Screaming Banshees (from Inisherin), it’s Oscar nominations week, and there’s a lot of chatter about who gets snubbed (spoiler alert, that’s pretty much the entire population of Wakanda). The (hopefully) slapless Academy Awards are in March, so I’m just a few months away from my favorite night of the year: evening gowns, everywhere, at the same time.
There are two dressing camps at night. People tend to do old-fashioned Hollywood glam — Michelle Williams’ saffron yellow comes to mind immediately, as does pale blue Lupita — or opt for something more controversial (codenamed Unknown). Diluted, unabashed batshit) look – swan dress, head-to-toe Amex, Celine Dion flip-flop suit, Angelina Jolie’s right leg. It’s always a bit sad to see girls in fancy dress go away empty-handed, but so what? Rihanna’s Black Panther ditty was nominated for Best Song, so at least we’ll get a Fenty step and repeat. I’d also love to see co-nominated Lady Gaga in a vegan version of the meat dress, all oatmeal and tofu, but she tends to lean more toward Disney grown-ups when it comes to these Oscar riches.
etc. nom no noms. I haven’t seen all the movies, but that won’t stop me from giving you my hot takeaway; all opinions are deep, embarrassingly my own. Best photo was the crown jewel of the night and my favorite winner is still
La La LandMoonlight. This year’s spread is wide and I have to say that The Triangle of Sadness sucks at me with its searing, funny, profound and childish takedown of capitalism. From Below Deck to Lord Movie Sink of the flies via mass vomiting fest is a hilarious romp that also manages to capture the sordid human dynamics at play around wealth, survival and, oddly enough, the value of diamonds and pretzel sticks. The Oscars are famously sanitized for their politeness – many past winners have glamorously portrayed Hollywood glamour – and since the favorite , we Haven’t enjoyed such cinematic filth yet. I encourage you to get dirty.

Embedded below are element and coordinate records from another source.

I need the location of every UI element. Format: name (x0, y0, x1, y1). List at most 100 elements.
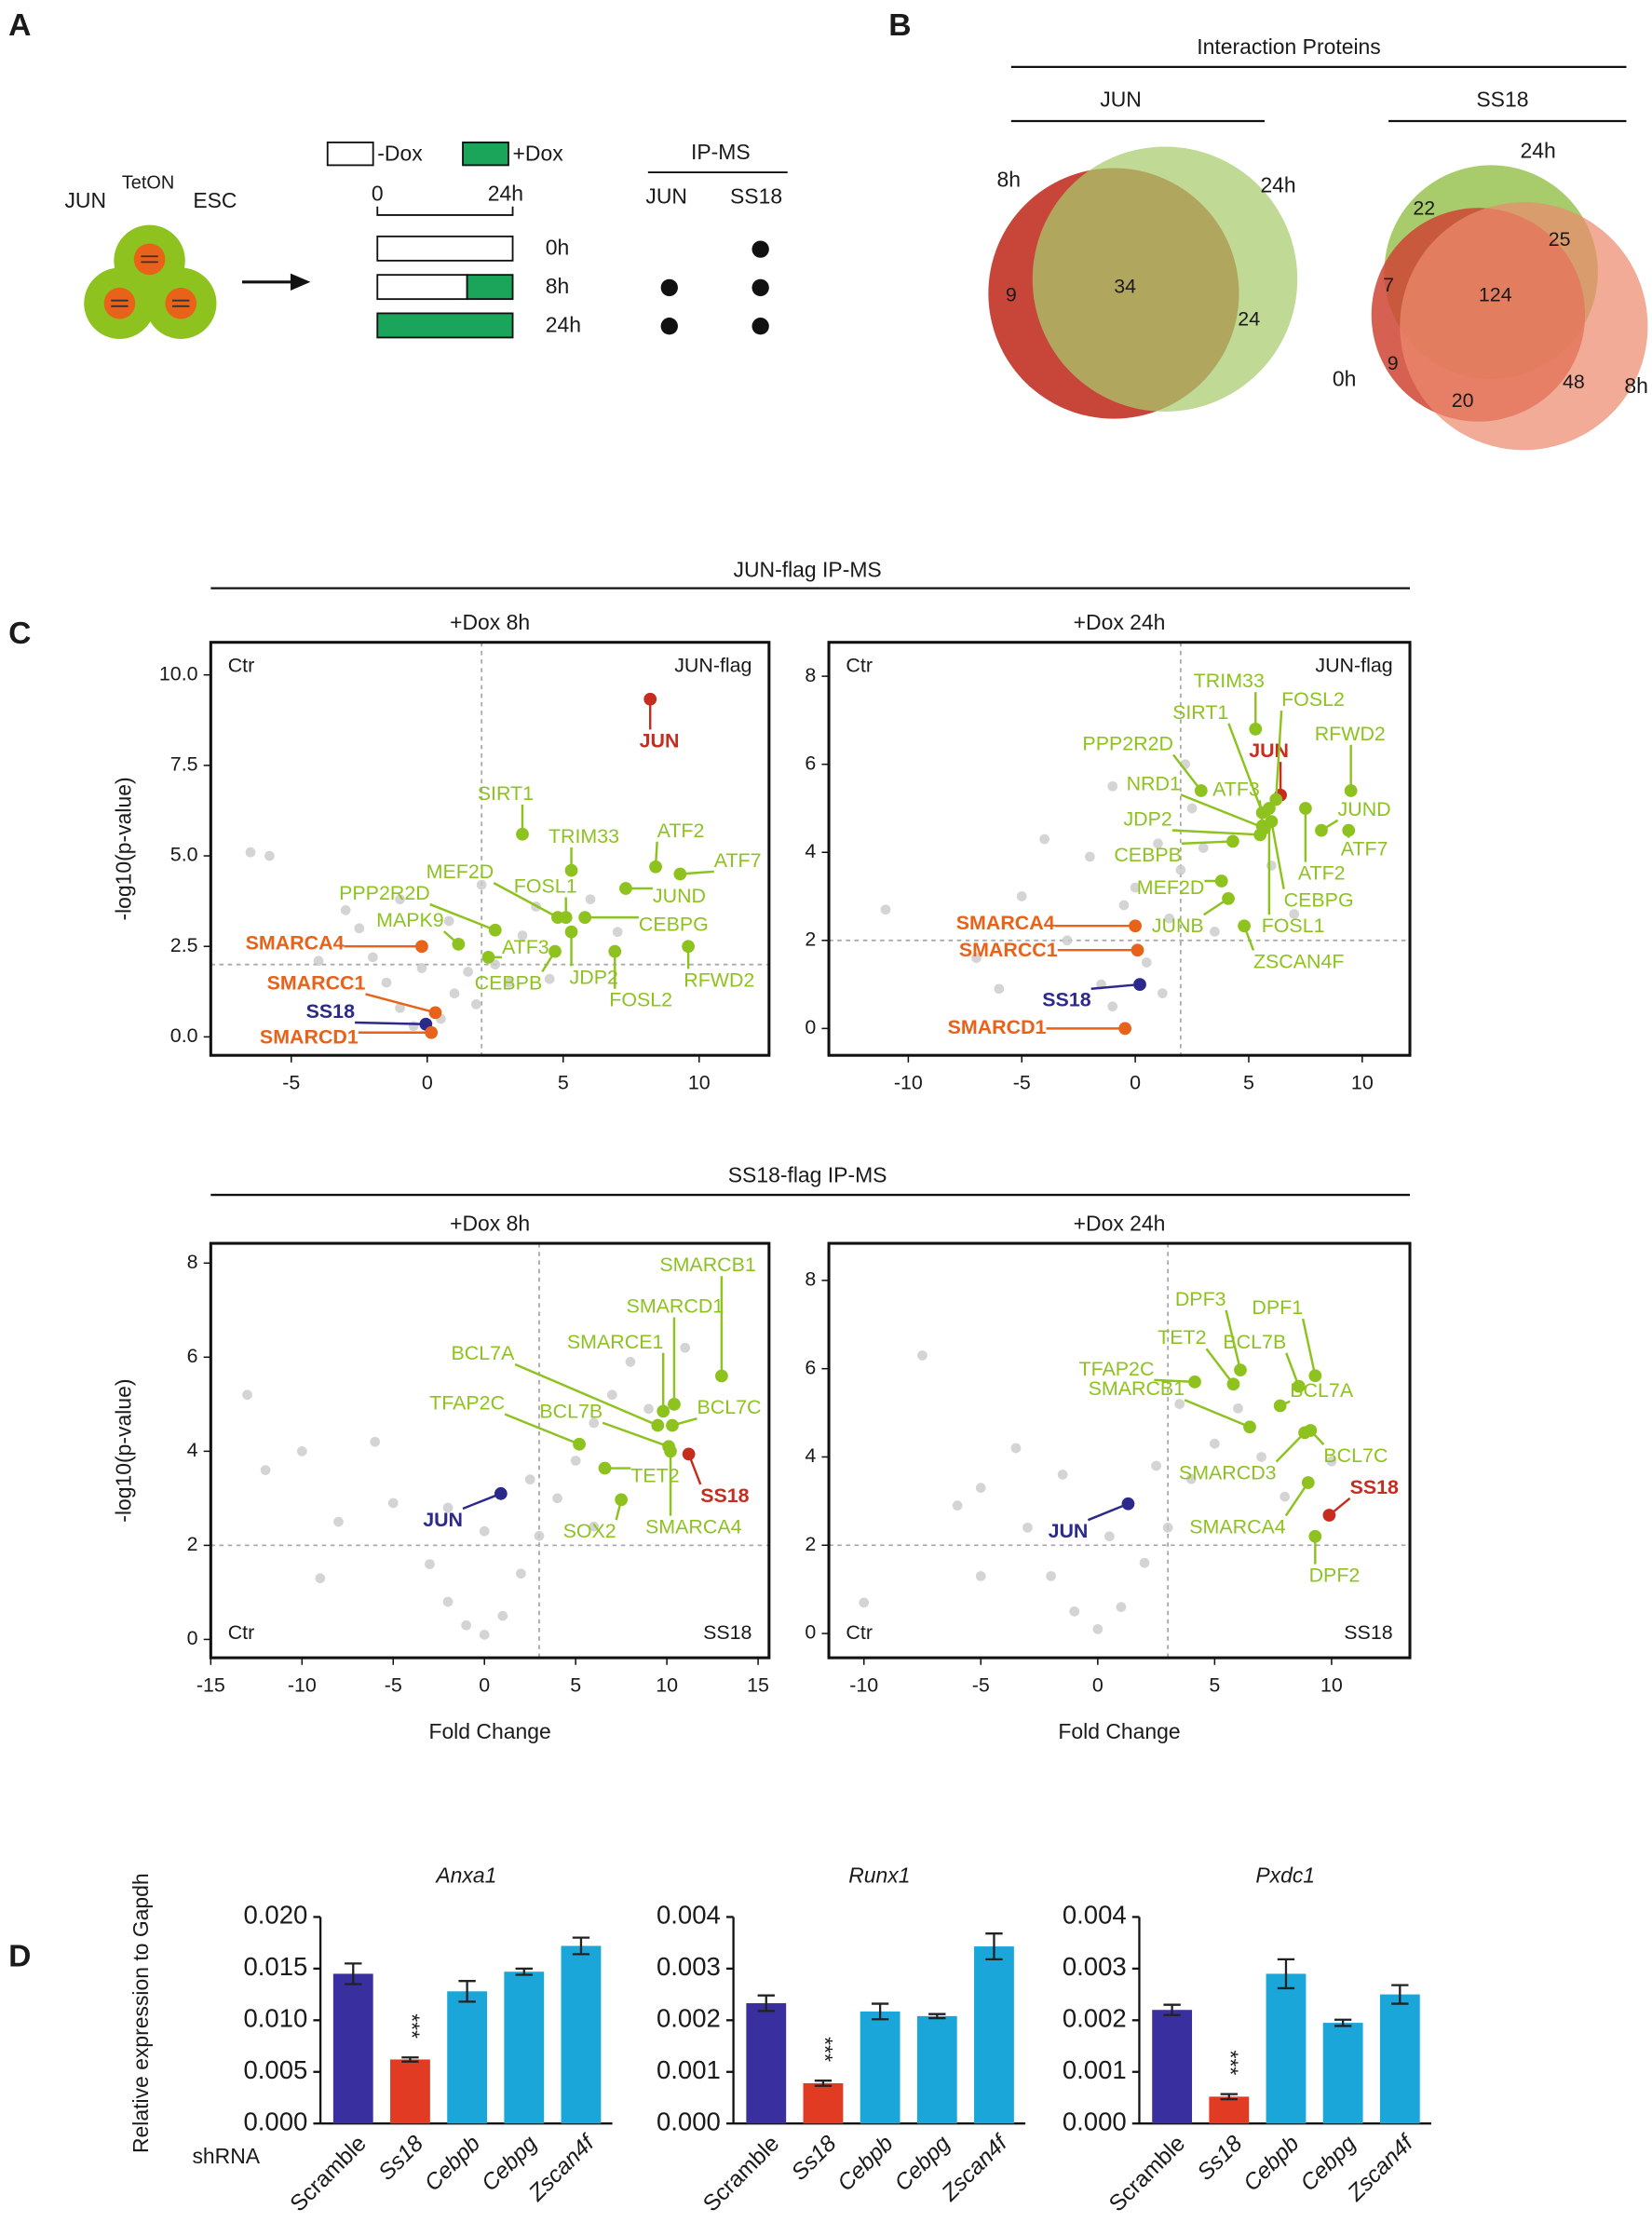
corner-label: Ctr (846, 1621, 873, 1644)
point-label: JUN (640, 729, 680, 752)
background-point (370, 1436, 381, 1447)
point-label: SMARCA4 (246, 932, 345, 955)
background-point (1069, 1606, 1080, 1617)
labeled-point (649, 860, 662, 874)
y-tick-label: 2 (187, 1533, 198, 1555)
x-tick-label: Cebpb (1239, 2131, 1304, 2196)
background-point (479, 1525, 490, 1537)
background-point (1174, 1399, 1185, 1409)
background-point (449, 988, 460, 999)
corner-label: Ctr (228, 1621, 255, 1644)
background-point (1153, 838, 1163, 849)
background-point (443, 915, 454, 927)
row-label: 8h (546, 274, 570, 298)
point-label: ATF2 (657, 820, 705, 842)
labeled-point (1265, 815, 1279, 829)
point-label: BCL7A (1290, 1379, 1354, 1402)
background-point (975, 1483, 986, 1493)
labeled-point (682, 940, 695, 954)
background-point (296, 1445, 307, 1457)
venn-title: SS18 (1476, 88, 1528, 112)
point-label: SIRT1 (1172, 701, 1228, 724)
ip-ms-column: SS18 (730, 184, 782, 209)
labeled-point (428, 1006, 442, 1020)
x-tick-label: Cebpb (420, 2131, 485, 2196)
background-point (479, 1630, 490, 1640)
y-tick-label: 4 (805, 840, 816, 862)
venn-count: 48 (1563, 371, 1585, 393)
background-point (1016, 891, 1027, 901)
arrow (241, 273, 311, 291)
x-tick-label: 5 (1209, 1674, 1220, 1696)
y-tick-label: 0.003 (657, 1952, 721, 1981)
point-label: SS18 (700, 1484, 749, 1507)
background-point (1107, 780, 1118, 792)
background-point (1151, 1460, 1161, 1471)
labeled-point (1269, 793, 1283, 806)
x-tick-label: -10 (894, 1071, 923, 1093)
x-tick-label: -5 (385, 1674, 402, 1696)
chart-title: +Dox 24h (1074, 610, 1166, 634)
legend-label: +Dox (513, 142, 564, 166)
background-point (1116, 1602, 1127, 1612)
background-point (315, 1573, 326, 1584)
leader-line (1274, 710, 1283, 800)
point-label: TET2 (1158, 1326, 1206, 1348)
labeled-point (1308, 1369, 1322, 1383)
error-bar (458, 1980, 476, 2003)
labeled-point (643, 692, 657, 706)
labeled-point (615, 1493, 629, 1507)
point-label: SMARCD1 (627, 1295, 724, 1318)
labeled-point (1299, 802, 1312, 815)
bar (504, 1972, 545, 2124)
legend-swatch (462, 142, 509, 167)
point-label: SMARCA4 (1189, 1516, 1286, 1538)
point-label: TRIM33 (548, 825, 619, 847)
point-label: SIRT1 (478, 782, 534, 805)
x-tick-label: -10 (288, 1674, 317, 1696)
error-bar (1334, 2018, 1352, 2027)
x-tick-label: 0 (479, 1674, 490, 1696)
venn-set: 24h (1260, 172, 1295, 196)
background-point (612, 927, 623, 938)
point-label: JUN (423, 1509, 463, 1531)
labeled-point (1344, 784, 1358, 797)
y-axis-title: Relative expression to Gapdh (129, 1873, 153, 2153)
point-label: TFAP2C (1079, 1358, 1155, 1380)
detection-dot (752, 240, 769, 258)
point-label: BCL7A (452, 1342, 516, 1364)
labeled-point (488, 923, 502, 937)
background-point (1198, 843, 1209, 853)
background-point (490, 959, 501, 970)
point-label: SOX2 (563, 1520, 616, 1542)
labeled-point (1315, 823, 1328, 837)
labeled-point (1133, 978, 1146, 991)
background-point (497, 1610, 508, 1621)
labeled-point (668, 1397, 681, 1411)
venn-count: 9 (1388, 352, 1399, 374)
labeled-point (452, 937, 466, 951)
panel-label: A (8, 8, 31, 43)
y-tick-label: 0.001 (1063, 2055, 1127, 2084)
leader-line (1225, 1309, 1242, 1371)
leader-line (1275, 1431, 1306, 1463)
y-tick-label: 0.020 (243, 1901, 307, 1930)
labeled-point (564, 863, 578, 877)
point-label: MEF2D (427, 861, 494, 883)
point-label: JUN (1049, 1520, 1089, 1542)
x-tick-label: 15 (747, 1674, 769, 1696)
y-tick-label: 7.5 (170, 753, 198, 776)
point-label: DPF2 (1309, 1565, 1361, 1587)
point-label: SMARCD1 (260, 1026, 359, 1049)
background-point (1186, 803, 1198, 814)
y-tick-label: 0 (805, 1016, 816, 1038)
ip-ms-title: IP-MS (691, 140, 751, 164)
y-tick-label: 10.0 (159, 662, 198, 684)
background-point (245, 847, 256, 858)
background-point (1092, 1623, 1104, 1634)
leader-line (1154, 1378, 1196, 1384)
background-point (425, 1559, 435, 1569)
error-bar (1163, 2003, 1181, 2016)
corner-label: Ctr (846, 654, 873, 676)
background-point (416, 963, 427, 973)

What else? The Fabelmans good cause it’s nice to see the origin of the guy who gave us Jurassic Park Stories and Jaws . For the first minutes, I don’t understand why Michelle Williams takes a backseat, the Suburban Mom part of , and then Her character kind of explodes into a supernova, and the rest of the movie revolves around her performance. Via Austin Butler, Elvis’ deep voice is anchor in a dizzying film, a port in a storm of quick editing. I’m only a third of the way through Blonde Trauma Feast, but if Ana de Armas is wearing a Kim Kardashian gown to the Oscars, it feels like some kind of red The rug does it justice. I wish I could help with character naming in Top Gun: Maverick because everyone is called Trigger or Cyclone or Brute like writers raid’70’s inspo cologne ad. Everything Everywhere All Once has the infamous lesbian sausage sequence – I wish I had more to say, but honestly what more do you want?